I don't mean to be too negative though, it was a really interesting article. Pretty wild to think about spending $100m on infrastructure over two days and still making a bunch of profit.
The listing data is almost static and should almost fit in RAM (the hot set probably does. Apparently Amazon has ~350M listings. A 24TB RAM server could give ~68kB/listing, and probably only a small fraction is hot). Since you'll need multiple servers anyway, you could shard on products and definitely fit things in RAM. 375 million sales even if condensed into 1 hour would only be 104k/second. A single db server should be able to handle the cart/checkout. Assuming ~10M page views/second, a couple racks of servers should be able to handle it.
The ad/tracking infrastructure surely can't account for the 1000x disparity in resource usage.
Be it Prime Day or Black Friday/Cyber Monday sales, I've seen the prices before the sale starts, and then once the sales start, it is the same price but with a slashed out higher MSRP type price. It's not any more of a sale during the sale than it was any of the other days.
Of course Amazon is paying itself that premium so they have little incentive to care.
You can absolutely spend an arm and a leg making a system work using a RDBMS that would be simpler and cheaper using a NoSQL store. The opposite is also true.
When picking a database you should always consider the trade offs of the different technologies and weigh those against your goals and budgets.
Sometimes is okay to spend more for a system that is just simpler to manage and use. Sometimes it’s not.
I imagine there would be a ton of Lambda and the like in there too.
RIs for their RDS instances. Saving Plan for their EC2s.
1 or 3 year commit, no upfront vs all upfront, etc.
A customer at the size of Amazon using AWS would have private pricing arrangement and an EDP.
When they realized their entire attack was just a fraction of what Amazon handled during the Holiday shopping season, they realized the futility and called it off.

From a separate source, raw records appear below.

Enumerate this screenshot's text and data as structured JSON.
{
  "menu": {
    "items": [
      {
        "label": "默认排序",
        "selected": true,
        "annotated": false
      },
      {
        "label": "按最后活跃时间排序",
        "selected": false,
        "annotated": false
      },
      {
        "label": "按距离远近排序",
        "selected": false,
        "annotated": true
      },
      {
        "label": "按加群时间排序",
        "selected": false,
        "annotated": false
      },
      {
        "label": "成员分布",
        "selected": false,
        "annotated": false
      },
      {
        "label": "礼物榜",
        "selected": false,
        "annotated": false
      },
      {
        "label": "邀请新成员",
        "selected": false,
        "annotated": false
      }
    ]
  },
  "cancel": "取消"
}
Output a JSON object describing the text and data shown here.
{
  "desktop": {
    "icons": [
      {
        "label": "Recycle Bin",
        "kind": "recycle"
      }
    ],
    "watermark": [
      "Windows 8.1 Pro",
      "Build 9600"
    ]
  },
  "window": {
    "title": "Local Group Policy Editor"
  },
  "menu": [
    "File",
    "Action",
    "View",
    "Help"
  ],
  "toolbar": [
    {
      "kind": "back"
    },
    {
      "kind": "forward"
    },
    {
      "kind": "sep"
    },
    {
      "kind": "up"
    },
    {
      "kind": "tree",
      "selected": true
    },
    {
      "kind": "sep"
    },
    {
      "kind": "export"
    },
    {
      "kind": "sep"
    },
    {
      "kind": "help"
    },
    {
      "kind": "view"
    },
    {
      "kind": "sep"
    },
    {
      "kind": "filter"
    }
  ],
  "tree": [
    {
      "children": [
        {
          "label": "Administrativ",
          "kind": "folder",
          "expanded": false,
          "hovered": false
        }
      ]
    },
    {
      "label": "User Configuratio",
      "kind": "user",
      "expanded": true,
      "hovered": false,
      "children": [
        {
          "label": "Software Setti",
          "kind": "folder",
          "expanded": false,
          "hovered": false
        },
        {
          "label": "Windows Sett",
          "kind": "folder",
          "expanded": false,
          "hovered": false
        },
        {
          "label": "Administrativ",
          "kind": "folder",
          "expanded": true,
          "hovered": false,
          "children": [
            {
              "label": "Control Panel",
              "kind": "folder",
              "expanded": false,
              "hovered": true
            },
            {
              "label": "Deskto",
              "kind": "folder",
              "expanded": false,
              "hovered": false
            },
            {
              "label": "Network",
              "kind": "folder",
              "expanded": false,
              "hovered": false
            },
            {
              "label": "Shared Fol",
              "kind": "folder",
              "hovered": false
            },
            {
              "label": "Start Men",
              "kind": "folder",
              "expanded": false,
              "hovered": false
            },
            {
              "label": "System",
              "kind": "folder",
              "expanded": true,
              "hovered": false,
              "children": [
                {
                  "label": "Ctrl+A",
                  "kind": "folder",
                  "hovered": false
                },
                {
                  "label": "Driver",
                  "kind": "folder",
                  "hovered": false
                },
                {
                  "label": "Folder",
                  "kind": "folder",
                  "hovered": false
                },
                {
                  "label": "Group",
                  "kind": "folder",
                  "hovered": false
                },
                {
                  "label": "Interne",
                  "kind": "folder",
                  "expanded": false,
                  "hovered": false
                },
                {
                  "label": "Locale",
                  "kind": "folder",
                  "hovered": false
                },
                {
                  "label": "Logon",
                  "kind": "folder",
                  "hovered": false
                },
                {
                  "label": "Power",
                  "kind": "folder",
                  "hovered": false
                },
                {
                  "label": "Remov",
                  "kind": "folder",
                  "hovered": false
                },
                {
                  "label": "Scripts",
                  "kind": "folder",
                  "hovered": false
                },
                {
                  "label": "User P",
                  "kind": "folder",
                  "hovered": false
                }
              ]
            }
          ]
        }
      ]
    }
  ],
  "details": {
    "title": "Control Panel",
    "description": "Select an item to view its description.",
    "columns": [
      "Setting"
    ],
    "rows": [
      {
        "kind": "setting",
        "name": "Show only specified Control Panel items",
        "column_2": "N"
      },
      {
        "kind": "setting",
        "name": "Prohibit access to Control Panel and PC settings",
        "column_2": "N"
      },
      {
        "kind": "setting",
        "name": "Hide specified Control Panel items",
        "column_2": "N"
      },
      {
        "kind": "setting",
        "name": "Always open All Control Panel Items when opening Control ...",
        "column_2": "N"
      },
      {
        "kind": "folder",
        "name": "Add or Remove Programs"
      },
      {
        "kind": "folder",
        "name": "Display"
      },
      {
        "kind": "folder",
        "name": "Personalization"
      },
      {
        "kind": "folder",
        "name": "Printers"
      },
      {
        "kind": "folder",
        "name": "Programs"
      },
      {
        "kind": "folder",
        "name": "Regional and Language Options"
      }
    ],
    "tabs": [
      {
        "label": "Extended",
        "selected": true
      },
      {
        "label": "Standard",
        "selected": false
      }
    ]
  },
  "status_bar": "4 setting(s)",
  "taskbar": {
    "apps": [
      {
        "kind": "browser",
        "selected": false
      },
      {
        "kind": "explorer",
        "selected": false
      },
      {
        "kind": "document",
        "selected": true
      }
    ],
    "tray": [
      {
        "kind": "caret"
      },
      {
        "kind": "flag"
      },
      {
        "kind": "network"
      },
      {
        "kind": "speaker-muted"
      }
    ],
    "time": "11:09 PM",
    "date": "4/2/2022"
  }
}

Is Amazon’s general architecture for their retail site publicly described anywhere?
Do they do this? I have asked some friends who are developers at AWS and both told me that they don't worry or even know what their usage costs. But that's just anecdote; perhaps their boss knows.
I would ABSOLUTELY say that, at a minimum, every director or principal engineer needs to be familiar with costs and _should_ understand their P&L. Senior engineers and line managers probably/should have a passing familiarity or consideration. Individual random SDEs may not as its not their primary business function or deliverable and someone else is ultimately responsible.
Disclosure: Principal at AWS, opinions are my own.
Hmmmm….
With AWS still growing they are constantly having to add hardware. Ahead of Prime Day, I presume they just bring forward new resources that their model otherwise says aren't needed for a few months.
Unavailability for other customers indicates either AWS growth has plateaued, they have hit the limit of throughput of how much hardware they can provision, or they just did their sums wrong.
That said, why would capacity issues be behind NDA? Anyone can grab their API and attempt to allocate a VM (or 100k)
You can't spin up 100k instances on a virgin account, but it's an interesting idea!